It's that time of year again. Time to set up my classroom. Finally I can haul all the crap out of my den and to school: files, materials, toys, books, and various other stuff that has been accumulating since the end of June.
Just when I think I'll get something accomplished, the janitorial staff informs me that I cannot have anything on top of my classroom storage closet because it is illegal to have anything within eighteen inches of the ceiling. Of course, I have old text books and leftover curriculum from another teacher all stored up there. Apparently, I am shuffling old crap around today rather than dealing with the booty I brought in from home.
I've been at school for less than three minutes of this new school year, and already I am falling behind. How is this even possible?
I tackle the top of the closet first. Much as I hate to have more useless crap around my room, I'm going to have to find homes for thirty out-dated grammar/writing text books and twenty giant dictionaries (I haul ten more down to the teachers' room with an adoption sign). I decide to shove them all onto a rolling cart and use the top of the cart for my hall passes and pencil sharpener.
There. Books out of sight; books out of mind.
I spread the rest of the crap out across the top of the closet. Oh, well. It's probably fourteen inches from the ceiling, not eighteen. Maybe it is eighteen - I don't know because I'm too short to measure it, and I'm balancing in my bare feet on a rickety student desk.
The rest of my limited time at school, I rearrange desks and fix a bookshelf that was accidentally wrecked during summer cleaning. I put one desk near plugs to use as a charging station for ChromeBooks. Coincidentally, this desk faces outside, like the Wishful Thinking Desk: Anyone who sits there wishes he or she were outside instead of being stuck inside listening to me (myself included).

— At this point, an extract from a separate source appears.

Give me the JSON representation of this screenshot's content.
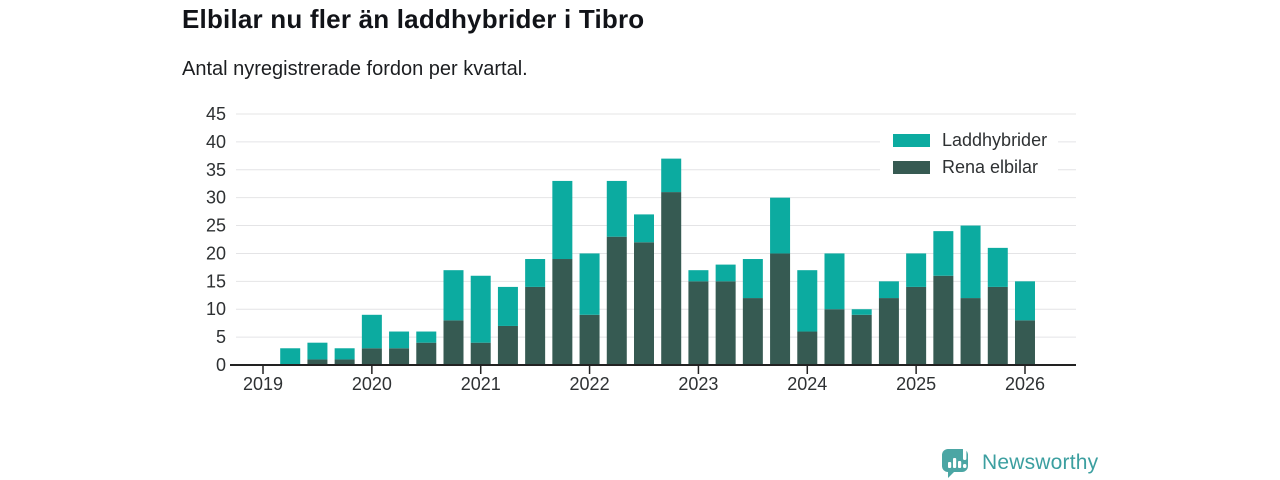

As I lock my door to leave, pulling it shut behind me until it clicks, I look down the hallway. Standing ten feet away is the head maintenance guy for the entire district along with the fire marshal and his assistant. The fire marshal is carrying a clipboard. I know why he is here; he is here to measure the top of my closet and issue citations for my junky collection of leftover shit. I apologize but leave the locked door behind me, forcing the maintenance staff to open everything back up, then I slip out of the building before anyone can tell me to do more work on the closet top.
The next day I return for two quick hours. I run into the maintenance guy again, so I ask him, "How did our fire inspection go?" He tells me that we passed with flying colors. Good. Maybe next time I can get some of my own work done instead of sorting and manipulating extra stuff that I will never, ever use again in my lifetime.
Looks like a few hours into my year, I'm the one needing the Wishful Thinking Desk... already.